Nicklinson is seeking a judicial review of the director of public prosecutions' stance on "consensual killing", and asking for guidance on whether it is always in the public interest to prosecute in such cases. If that fails he plans to challenge the Ministry of Justice over its application of the murder law.

In February, multiple sclerosis sufferer Debbie Purdy and her husband, Omar Puente, secured a statement from Keir Starmer, director of public prosecutions on the likelihood of a prosecution being brought against Puente for assisted suicide if he helped his wife to die.

But Starmer's statement, listing six mitigating factors against an individual being prosecuted for assisting suicide, does not apply to Nicklinson's proposed euthanasia because he cannot be helped to kill himself; he must be killed.

The DPP's guidance on euthanasia is "murder is so serious that a prosecution is almost certainly required even in cases such as 'mercy killing' of a sick relative".

A CPS spokeswoman said: "The DPP does not consider that specific public interest factors tending in favour of or against a prosecution for murder or manslaughter in these circumstances are required."

Jane Nicklinson, Tony's wife, told the Guardian: "It needs to be possible. Nobody is saying it needs to be easy, but it needs to be possible. Poor old Tony is suffering ... The law needs to be changed. It is the only way for Tony to get what he wants ... I get cross that anyone would question what we are after. He just wants what everyone else can do. Suicide is legal."

Nicklinson has two daughters, Lauren 22, and Beth 20, and they have watched their father become upset at his condition. He spends most of each day in his specially adapted bungalow watching daytime TV and painstakingly writing a memoir with the help of a computer. He also writes letters to people on the right-to-die debate. A carer stays overnight and helps him to move his limbs three or four times during the night.

"Often he coughs and he needs to have his saliva wiped or he needs to be repositioned because he has flopped over," explains a statement prepared by his solicitor Bindmans.
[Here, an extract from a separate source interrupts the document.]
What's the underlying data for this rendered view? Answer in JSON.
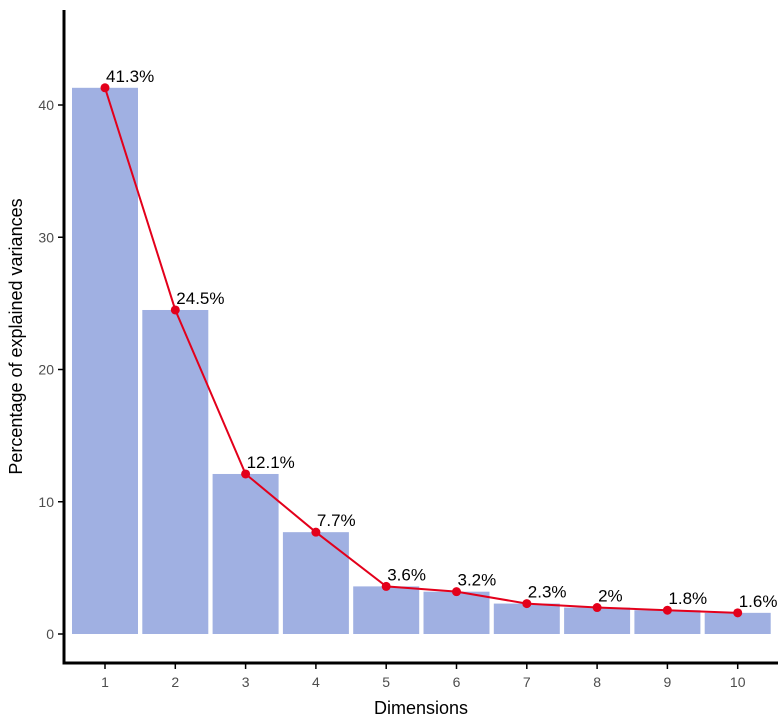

"Mr Nicklinson's situation is rare and tragic," said Sarah Wootton, chief executive of Dignity in Dying. "His request to die presents society with difficult questions, for which there are no easy answers. One thing is clear: the current law fails Tony Nicklinson and his family.

"The law of murder is primarily used to convict people who act out of malicious motivation and as such carries a mandatory life sentence. It should not be used to prosecute someone who compassionately helps a person who is suffering to die at their request."

Test cases
By asking permission for his wife to be allowed to kill him with his consent, Tony Nicklinson is seeking a rethink of the law on murder – for which the current sentence is life. Motivation such as mercy killing is no defence.
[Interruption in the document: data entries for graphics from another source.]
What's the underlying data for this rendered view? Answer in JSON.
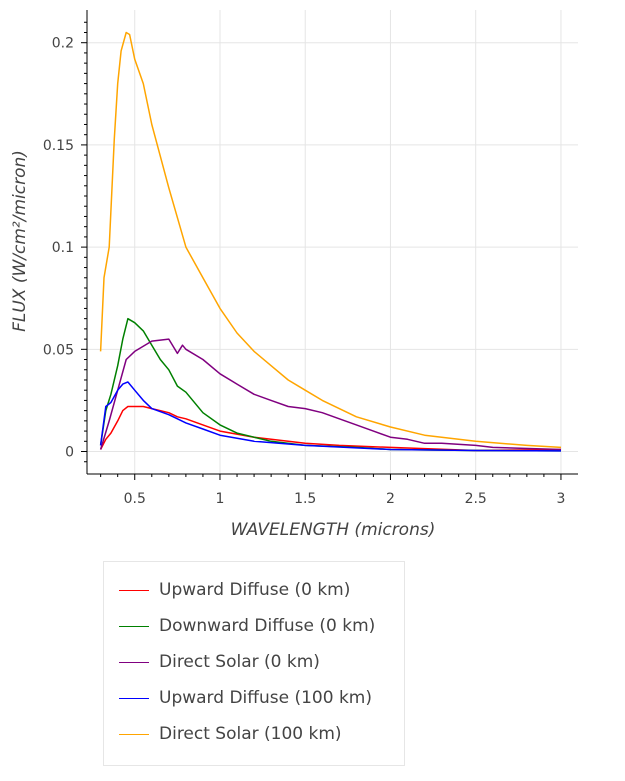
{
  "chart_data": {
    "type": "line",
    "xlabel": "WAVELENGTH (microns)",
    "ylabel": "FLUX (W/cm²/micron)",
    "xlim": [
      0.22,
      3.1
    ],
    "ylim": [
      -0.011,
      0.216
    ],
    "xticks": [
      0.5,
      1,
      1.5,
      2,
      2.5,
      3
    ],
    "xtick_labels": [
      "0.5",
      "1",
      "1.5",
      "2",
      "2.5",
      "3"
    ],
    "yticks": [
      0,
      0.05,
      0.1,
      0.15,
      0.2
    ],
    "ytick_labels": [
      "0",
      "0.05",
      "0.1",
      "0.15",
      "0.2"
    ],
    "grid": true,
    "legend_position": "bottom",
    "series": [
      {
        "name": "Upward Diffuse (0 km)",
        "color": "#ff0000",
        "x": [
          0.3,
          0.33,
          0.36,
          0.4,
          0.43,
          0.46,
          0.5,
          0.55,
          0.6,
          0.7,
          0.75,
          0.8,
          0.9,
          1.0,
          1.2,
          1.4,
          1.5,
          1.7,
          2.0,
          2.5,
          3.0
        ],
        "y": [
          0.001,
          0.006,
          0.009,
          0.015,
          0.02,
          0.022,
          0.022,
          0.022,
          0.021,
          0.019,
          0.017,
          0.016,
          0.013,
          0.01,
          0.007,
          0.005,
          0.004,
          0.003,
          0.002,
          0.0005,
          0.001
        ]
      },
      {
        "name": "Downward Diffuse (0 km)",
        "color": "#008000",
        "x": [
          0.3,
          0.33,
          0.36,
          0.4,
          0.43,
          0.46,
          0.5,
          0.55,
          0.6,
          0.65,
          0.7,
          0.75,
          0.8,
          0.9,
          1.0,
          1.1,
          1.2,
          1.3,
          1.5,
          1.8,
          2.0,
          2.5,
          3.0
        ],
        "y": [
          0.003,
          0.02,
          0.028,
          0.042,
          0.055,
          0.065,
          0.063,
          0.059,
          0.052,
          0.045,
          0.04,
          0.032,
          0.029,
          0.019,
          0.013,
          0.009,
          0.007,
          0.005,
          0.003,
          0.002,
          0.001,
          0.0005,
          0.0003
        ]
      },
      {
        "name": "Direct Solar (0 km)",
        "color": "#800080",
        "x": [
          0.3,
          0.35,
          0.4,
          0.45,
          0.5,
          0.6,
          0.7,
          0.75,
          0.78,
          0.8,
          0.9,
          1.0,
          1.1,
          1.2,
          1.3,
          1.4,
          1.5,
          1.6,
          1.7,
          1.8,
          1.9,
          2.0,
          2.1,
          2.2,
          2.3,
          2.5,
          2.6,
          3.0
        ],
        "y": [
          0.001,
          0.015,
          0.03,
          0.045,
          0.049,
          0.054,
          0.055,
          0.048,
          0.052,
          0.05,
          0.045,
          0.038,
          0.033,
          0.028,
          0.025,
          0.022,
          0.021,
          0.019,
          0.016,
          0.013,
          0.01,
          0.007,
          0.006,
          0.004,
          0.004,
          0.003,
          0.002,
          0.001
        ]
      },
      {
        "name": "Upward Diffuse (100 km)",
        "color": "#0000ff",
        "x": [
          0.3,
          0.33,
          0.36,
          0.4,
          0.43,
          0.46,
          0.5,
          0.55,
          0.6,
          0.7,
          0.75,
          0.8,
          0.9,
          1.0,
          1.2,
          1.5,
          2.0,
          2.5,
          3.0
        ],
        "y": [
          0.003,
          0.022,
          0.024,
          0.03,
          0.033,
          0.034,
          0.03,
          0.025,
          0.021,
          0.018,
          0.016,
          0.014,
          0.011,
          0.008,
          0.005,
          0.003,
          0.001,
          0.0005,
          0.0003
        ]
      },
      {
        "name": "Direct Solar (100 km)",
        "color": "#ffa500",
        "x": [
          0.3,
          0.32,
          0.35,
          0.38,
          0.4,
          0.42,
          0.45,
          0.47,
          0.5,
          0.55,
          0.6,
          0.7,
          0.8,
          0.9,
          1.0,
          1.1,
          1.2,
          1.3,
          1.4,
          1.5,
          1.6,
          1.8,
          2.0,
          2.2,
          2.5,
          2.8,
          3.0
        ],
        "y": [
          0.049,
          0.085,
          0.1,
          0.153,
          0.18,
          0.196,
          0.205,
          0.204,
          0.192,
          0.18,
          0.16,
          0.129,
          0.1,
          0.085,
          0.07,
          0.058,
          0.049,
          0.042,
          0.035,
          0.03,
          0.025,
          0.017,
          0.012,
          0.008,
          0.005,
          0.003,
          0.002
        ]
      }
    ]
  }
}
If his stroke had left him capable of taking his own life and he needed his wife's help, he would have been wrestling with the crime of assisted suicide, on which law lords and the director of public prosecutions have recently provided rulings and guidance.

Last summer, the law lords backed the argument put by Debbie Purdy, who has multiple sclerosis, that it is a breach of her human rights not to know whether her husband would be prosecuted if he accompanies her to the Swiss clinic where she wishes to die if her condition worsens. The DPP provided fresh guidelines on the public interest test. Tonight the DPP ruled out new guidelines for mercy killings, so Nicklinson faces challenging the murder laws through the courts.